Il est vrai que pour des cas plus graves que le mien, ce ressenti est connu depuis la plus jeune enfance. Moi, il a fallu attendre mes 9 ans. Je vivais avec mon père et ma mère et ma grande sœur. On n'avait pas de grands besoins et on était tous heureux. Tout comme moi, ma sœur, Alyson, avait d'excellentes notes et travaillait dur en général. On était très proches d'ailleurs. On avait les mêmes passions, à savoir : le dessin, les mangas etc. On passait nos journées à aller dans la chambre de l'une ou de l'autre pour se parler ou se montrer des trucs (dessins, mangas, photos sur Internet…). Malheureusement, un hasard maléfique fit que mon père ne sentit pas bien un jour. Il s'évanouit, eut de la fièvre et se mit à vomir. Ma mère décida alors de l'emmener à l'hôpital. Alyson et moi avions très peur. Nous aimions notre père et on ne voulait pas que quelque chose de grave lui arrive.


Cinq années sont passées, et beaucoup de choses ont changés. Déjà, mon père était atteint d'une maladie, dont je n'avais jamais retenu le nom, mais assez grave pour qu'il reste à l'hôpital pendant toutes ces années. Toutes le semaines, je vais lui rendre visite, avec un nouveau bouquet de fleurs. Nous parlions un peu, mais je n'arrive jamais à le regarder dans les yeux, tellement il me faisait pitié.

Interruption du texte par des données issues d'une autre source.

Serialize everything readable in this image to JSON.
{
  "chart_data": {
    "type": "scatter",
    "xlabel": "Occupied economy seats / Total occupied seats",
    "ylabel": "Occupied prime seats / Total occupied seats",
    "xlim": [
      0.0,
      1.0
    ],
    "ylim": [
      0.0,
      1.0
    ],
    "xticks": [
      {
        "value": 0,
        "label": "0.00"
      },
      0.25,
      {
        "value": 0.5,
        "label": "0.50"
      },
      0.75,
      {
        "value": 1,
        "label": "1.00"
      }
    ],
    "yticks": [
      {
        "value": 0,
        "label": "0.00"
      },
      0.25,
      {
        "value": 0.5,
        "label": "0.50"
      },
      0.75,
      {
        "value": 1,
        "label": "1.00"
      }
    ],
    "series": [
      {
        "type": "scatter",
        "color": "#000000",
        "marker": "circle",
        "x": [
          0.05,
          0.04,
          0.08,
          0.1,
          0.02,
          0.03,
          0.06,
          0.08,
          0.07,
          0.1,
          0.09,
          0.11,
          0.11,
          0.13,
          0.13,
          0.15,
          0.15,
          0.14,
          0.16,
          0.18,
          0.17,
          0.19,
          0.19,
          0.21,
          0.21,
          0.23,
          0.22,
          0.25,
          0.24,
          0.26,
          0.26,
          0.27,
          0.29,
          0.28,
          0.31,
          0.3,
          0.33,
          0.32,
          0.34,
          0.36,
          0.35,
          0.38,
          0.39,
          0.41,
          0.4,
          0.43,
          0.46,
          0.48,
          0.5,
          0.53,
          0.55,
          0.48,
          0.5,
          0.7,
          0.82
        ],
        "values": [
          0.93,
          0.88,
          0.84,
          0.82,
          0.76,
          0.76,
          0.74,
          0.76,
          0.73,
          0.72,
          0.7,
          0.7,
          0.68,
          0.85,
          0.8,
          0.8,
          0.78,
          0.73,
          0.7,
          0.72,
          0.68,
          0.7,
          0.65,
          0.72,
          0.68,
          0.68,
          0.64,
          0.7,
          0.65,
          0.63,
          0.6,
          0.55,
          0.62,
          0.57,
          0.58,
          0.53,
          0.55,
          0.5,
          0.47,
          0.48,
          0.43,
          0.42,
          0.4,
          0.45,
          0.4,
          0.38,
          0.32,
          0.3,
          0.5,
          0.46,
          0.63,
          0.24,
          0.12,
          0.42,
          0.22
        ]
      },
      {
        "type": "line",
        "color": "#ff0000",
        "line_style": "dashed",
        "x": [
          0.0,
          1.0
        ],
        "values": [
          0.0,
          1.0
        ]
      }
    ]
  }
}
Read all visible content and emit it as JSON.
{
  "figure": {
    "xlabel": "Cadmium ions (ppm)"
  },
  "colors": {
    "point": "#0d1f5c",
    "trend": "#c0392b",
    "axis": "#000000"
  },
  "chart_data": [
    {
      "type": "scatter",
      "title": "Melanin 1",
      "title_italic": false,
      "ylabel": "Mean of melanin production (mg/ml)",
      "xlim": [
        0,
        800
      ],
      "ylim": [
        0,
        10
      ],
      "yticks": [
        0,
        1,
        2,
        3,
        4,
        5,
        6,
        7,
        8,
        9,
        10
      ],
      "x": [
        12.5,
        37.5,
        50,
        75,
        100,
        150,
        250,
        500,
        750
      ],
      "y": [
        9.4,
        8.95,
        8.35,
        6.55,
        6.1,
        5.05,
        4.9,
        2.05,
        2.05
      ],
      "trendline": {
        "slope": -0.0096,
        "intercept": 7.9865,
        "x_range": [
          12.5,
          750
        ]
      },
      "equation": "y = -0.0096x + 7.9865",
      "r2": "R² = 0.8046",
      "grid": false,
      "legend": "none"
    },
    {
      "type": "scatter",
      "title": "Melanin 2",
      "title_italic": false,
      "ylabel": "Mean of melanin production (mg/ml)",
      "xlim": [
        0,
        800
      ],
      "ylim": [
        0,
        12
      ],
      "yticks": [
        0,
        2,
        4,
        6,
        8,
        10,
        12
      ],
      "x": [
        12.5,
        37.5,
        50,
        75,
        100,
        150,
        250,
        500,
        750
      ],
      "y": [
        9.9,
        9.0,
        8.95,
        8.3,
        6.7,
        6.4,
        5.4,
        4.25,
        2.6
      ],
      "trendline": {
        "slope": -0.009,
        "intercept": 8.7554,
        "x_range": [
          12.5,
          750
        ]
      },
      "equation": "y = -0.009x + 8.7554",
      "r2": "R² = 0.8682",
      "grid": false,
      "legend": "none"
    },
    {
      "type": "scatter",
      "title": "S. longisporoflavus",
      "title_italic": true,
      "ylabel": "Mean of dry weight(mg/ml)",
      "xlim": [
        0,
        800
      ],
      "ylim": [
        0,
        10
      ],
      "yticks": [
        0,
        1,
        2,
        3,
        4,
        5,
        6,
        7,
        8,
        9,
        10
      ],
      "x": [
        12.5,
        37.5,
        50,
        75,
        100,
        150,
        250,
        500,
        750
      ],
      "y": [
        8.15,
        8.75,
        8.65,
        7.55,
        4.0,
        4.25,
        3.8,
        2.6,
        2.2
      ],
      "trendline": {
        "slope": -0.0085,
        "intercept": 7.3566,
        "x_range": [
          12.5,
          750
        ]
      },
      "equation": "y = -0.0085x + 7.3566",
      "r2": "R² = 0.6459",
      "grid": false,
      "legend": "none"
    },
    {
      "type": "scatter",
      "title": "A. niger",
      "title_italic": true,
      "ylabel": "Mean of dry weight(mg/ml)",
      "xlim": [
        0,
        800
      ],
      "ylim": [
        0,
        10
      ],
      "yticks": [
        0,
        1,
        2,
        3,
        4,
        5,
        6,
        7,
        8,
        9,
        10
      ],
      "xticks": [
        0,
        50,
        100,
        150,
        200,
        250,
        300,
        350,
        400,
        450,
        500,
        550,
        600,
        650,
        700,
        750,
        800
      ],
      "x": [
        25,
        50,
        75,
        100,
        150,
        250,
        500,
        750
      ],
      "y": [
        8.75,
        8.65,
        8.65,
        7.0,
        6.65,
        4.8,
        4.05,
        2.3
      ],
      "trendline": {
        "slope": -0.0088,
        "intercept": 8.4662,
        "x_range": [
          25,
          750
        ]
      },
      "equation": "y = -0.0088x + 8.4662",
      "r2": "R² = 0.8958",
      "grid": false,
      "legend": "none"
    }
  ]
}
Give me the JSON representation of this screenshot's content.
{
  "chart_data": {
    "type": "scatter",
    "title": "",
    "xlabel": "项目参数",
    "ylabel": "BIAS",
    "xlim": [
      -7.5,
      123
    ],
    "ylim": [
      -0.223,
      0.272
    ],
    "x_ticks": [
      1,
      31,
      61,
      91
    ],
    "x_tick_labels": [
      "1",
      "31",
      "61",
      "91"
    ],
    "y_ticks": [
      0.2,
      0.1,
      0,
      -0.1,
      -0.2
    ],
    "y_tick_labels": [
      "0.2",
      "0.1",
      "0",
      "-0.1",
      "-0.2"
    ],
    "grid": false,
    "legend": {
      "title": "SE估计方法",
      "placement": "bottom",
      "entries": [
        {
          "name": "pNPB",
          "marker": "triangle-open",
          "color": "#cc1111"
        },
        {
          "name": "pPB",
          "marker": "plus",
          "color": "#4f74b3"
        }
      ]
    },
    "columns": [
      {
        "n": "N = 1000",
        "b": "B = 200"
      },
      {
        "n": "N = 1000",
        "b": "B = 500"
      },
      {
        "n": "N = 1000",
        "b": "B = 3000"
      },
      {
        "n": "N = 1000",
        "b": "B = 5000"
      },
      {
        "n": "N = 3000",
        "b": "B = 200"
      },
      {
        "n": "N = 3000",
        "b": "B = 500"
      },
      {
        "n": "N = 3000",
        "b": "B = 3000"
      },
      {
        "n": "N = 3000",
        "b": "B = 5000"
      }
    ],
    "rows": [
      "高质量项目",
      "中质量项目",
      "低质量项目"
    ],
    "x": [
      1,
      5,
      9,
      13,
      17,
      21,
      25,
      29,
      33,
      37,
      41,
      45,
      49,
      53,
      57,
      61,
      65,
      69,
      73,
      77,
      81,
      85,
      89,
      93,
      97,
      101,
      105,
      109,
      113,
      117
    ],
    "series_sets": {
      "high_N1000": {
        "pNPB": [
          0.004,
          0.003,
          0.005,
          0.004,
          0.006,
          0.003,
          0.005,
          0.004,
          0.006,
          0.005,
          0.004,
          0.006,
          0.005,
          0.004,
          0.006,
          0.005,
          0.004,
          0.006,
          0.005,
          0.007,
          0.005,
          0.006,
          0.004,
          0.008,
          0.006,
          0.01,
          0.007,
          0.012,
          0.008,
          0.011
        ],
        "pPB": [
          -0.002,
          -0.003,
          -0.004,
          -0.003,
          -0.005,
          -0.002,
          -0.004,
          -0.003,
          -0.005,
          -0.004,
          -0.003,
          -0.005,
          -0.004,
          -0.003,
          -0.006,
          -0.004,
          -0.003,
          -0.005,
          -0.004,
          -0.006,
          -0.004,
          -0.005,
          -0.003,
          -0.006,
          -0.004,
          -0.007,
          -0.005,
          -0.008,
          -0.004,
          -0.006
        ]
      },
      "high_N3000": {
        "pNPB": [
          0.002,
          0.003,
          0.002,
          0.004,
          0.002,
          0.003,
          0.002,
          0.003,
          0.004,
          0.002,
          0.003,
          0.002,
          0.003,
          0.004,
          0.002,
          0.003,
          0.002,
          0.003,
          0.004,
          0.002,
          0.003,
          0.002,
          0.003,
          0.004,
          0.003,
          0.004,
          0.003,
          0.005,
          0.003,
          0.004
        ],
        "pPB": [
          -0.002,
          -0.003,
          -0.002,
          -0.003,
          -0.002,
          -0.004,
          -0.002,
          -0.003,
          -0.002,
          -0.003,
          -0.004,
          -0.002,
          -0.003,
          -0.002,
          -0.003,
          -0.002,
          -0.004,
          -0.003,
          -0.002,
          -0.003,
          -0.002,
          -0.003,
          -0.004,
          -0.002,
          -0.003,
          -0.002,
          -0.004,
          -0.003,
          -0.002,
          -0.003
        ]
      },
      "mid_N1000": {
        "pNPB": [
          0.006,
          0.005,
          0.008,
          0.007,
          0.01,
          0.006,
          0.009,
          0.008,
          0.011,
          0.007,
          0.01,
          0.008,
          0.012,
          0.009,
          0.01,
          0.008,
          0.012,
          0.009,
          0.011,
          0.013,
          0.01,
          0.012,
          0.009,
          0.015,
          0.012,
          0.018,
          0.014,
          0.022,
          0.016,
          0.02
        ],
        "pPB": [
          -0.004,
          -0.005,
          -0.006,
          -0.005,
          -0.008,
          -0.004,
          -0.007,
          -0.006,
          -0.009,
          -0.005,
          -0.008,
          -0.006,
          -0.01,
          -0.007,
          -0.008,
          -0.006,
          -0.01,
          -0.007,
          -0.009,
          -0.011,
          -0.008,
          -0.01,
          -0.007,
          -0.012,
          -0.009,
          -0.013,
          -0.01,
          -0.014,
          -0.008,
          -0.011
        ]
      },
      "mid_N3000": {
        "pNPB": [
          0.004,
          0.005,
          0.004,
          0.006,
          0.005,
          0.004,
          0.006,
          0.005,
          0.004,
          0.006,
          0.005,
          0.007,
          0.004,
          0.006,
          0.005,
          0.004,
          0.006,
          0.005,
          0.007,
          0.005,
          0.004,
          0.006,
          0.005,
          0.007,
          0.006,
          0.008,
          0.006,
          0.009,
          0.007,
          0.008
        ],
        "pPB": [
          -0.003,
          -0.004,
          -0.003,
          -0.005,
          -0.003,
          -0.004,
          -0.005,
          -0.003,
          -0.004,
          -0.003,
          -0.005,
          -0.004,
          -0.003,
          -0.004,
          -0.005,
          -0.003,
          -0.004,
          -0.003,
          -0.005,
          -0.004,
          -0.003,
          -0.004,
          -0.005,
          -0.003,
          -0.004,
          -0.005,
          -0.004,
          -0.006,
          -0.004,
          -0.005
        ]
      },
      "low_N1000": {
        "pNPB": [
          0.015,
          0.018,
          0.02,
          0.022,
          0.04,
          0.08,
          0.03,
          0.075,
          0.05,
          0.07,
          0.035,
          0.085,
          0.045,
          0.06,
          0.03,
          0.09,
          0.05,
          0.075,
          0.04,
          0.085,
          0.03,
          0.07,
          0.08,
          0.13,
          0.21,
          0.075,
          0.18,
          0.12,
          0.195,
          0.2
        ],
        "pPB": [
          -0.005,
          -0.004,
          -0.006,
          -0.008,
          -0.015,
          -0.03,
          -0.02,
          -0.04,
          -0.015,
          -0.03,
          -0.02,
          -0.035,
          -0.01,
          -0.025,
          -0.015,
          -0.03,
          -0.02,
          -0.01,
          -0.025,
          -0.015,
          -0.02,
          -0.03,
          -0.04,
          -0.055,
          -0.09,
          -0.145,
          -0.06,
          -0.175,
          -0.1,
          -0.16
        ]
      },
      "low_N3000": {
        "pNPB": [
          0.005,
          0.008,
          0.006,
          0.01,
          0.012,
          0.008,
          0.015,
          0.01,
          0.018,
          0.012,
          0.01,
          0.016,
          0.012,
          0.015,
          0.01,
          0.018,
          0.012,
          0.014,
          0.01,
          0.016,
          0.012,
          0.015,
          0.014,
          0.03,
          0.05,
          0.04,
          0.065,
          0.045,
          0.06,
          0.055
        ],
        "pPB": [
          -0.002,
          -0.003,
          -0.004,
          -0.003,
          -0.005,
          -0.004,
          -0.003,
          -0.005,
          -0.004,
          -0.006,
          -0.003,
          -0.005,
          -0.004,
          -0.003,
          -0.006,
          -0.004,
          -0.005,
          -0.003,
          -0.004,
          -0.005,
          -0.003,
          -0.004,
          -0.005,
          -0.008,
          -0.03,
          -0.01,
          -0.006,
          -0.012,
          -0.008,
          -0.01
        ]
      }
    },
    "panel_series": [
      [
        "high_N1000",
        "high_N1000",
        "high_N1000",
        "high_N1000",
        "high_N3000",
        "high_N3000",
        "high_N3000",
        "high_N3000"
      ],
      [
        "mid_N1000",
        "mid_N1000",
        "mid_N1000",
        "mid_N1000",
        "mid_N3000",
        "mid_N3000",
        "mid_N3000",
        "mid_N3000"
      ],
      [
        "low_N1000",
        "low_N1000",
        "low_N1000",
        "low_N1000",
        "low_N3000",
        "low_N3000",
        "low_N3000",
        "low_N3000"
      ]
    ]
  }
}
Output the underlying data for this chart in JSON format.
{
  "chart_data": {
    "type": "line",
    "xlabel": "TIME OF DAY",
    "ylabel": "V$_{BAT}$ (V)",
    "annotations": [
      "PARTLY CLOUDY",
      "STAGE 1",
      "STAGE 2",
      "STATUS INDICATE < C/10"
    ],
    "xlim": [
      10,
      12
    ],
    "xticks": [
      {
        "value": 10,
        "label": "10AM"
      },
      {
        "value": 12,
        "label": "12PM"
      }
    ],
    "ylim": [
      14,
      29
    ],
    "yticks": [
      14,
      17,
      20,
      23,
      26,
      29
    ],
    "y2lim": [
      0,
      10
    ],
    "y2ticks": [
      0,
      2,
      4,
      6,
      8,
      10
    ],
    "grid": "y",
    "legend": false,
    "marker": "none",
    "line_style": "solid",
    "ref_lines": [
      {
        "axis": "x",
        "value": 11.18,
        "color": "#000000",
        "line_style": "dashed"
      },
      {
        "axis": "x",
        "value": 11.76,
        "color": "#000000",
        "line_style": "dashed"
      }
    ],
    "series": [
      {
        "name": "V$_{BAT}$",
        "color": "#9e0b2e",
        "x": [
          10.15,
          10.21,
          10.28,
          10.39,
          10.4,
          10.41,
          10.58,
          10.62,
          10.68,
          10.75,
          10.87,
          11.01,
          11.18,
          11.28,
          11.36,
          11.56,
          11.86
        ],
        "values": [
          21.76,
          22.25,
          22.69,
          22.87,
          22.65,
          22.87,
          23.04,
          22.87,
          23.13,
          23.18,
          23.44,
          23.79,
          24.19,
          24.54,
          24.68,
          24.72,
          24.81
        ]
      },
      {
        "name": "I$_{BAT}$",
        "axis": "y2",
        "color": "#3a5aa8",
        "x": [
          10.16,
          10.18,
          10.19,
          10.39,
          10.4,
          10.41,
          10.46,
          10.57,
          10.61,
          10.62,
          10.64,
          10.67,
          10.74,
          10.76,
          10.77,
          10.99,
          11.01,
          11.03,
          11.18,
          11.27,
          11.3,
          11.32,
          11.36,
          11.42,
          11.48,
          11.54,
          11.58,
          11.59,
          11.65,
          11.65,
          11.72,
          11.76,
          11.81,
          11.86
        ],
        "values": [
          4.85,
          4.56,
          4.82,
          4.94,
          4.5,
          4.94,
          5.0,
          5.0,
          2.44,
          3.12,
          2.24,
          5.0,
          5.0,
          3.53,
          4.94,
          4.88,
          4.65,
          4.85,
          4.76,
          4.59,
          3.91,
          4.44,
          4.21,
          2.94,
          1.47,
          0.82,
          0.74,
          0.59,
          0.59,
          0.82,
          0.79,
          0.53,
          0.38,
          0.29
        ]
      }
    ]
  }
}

Et pour ma mère, ça a été pire. Le premier soir où mon père n'était pas à la maison, je l'ai vu avec un verre de vin à la main. Puis c'est devenu de la vodka, du rhum et bien d'autres alcools tout aussi fort, quand on en prend régulièrement. Je pouvais comprendre son état : son mari était entre la vie et la mort, loin d'elle. D'ailleurs, cela devait faire trois ans qu'elle n'est pas allée le voir. Et ça, à cause d'une chose : Patrick.
Deux ans après le départ de mon père, je me suis levée, comme tous les matins, pour partir en cours, et j'ai entendu des pas dans l'escalier. Je trouvais ça étrange : ma sœur et ma mère devaient être déjà au lycée ou au travail. Je reculai de quelques pas, et fus bloquée par le plan de la cuisine. Plus la personne descendait, plus mon pouls s'accélérait. J'étais un peu parano, c'est vrai. En même temps, je ne m'attendais pas à la suite. Je vis un homme, torse nu, les cheveux en pagailles, ne portant qu'un boxer. Je tentais de détourner le regard, mais j'étais tellement choquée par la présence d'un autre homme, que je le fixai pendant quelques secondes, avant qu'il ne posa les yeux sur moi et n'ai un hoquet de surprise. Il devait avoir entre 20 et 30 ans : donc ce n'était pas quelqu'un pour ma sœur. Le jeune homme dit alors, avec une voix plutôt mature :
« Amélie n'est pas là ?
Amélie, c'était ma mère. Je m'appuyai pour ne pas tomber, et soupirai un grand coup. Puis je répondis en dégageant mes cheveux du visage :
- Non, elle est partie travailler.
- Tu dois être sa dernière, Isabelle, c'est ça ?
Il fit quelques pas en avant vers moi, et mes yeux s'écarquillèrent de plus en plus. Il s'arrêta par la suite et se rendit compte de sa tenue grotesque. Il se retourna et remonta sans rien dire. Cet homme avait un côté charmeur, c'est ce qui avait sûrement attirée ma mère, mais je n'en n'étais pas moins énervée et choquée. Comment ma mère avait-elle osée tromper mon père ? Moi qui pensais qu'elle l'aimait de tout son cœur.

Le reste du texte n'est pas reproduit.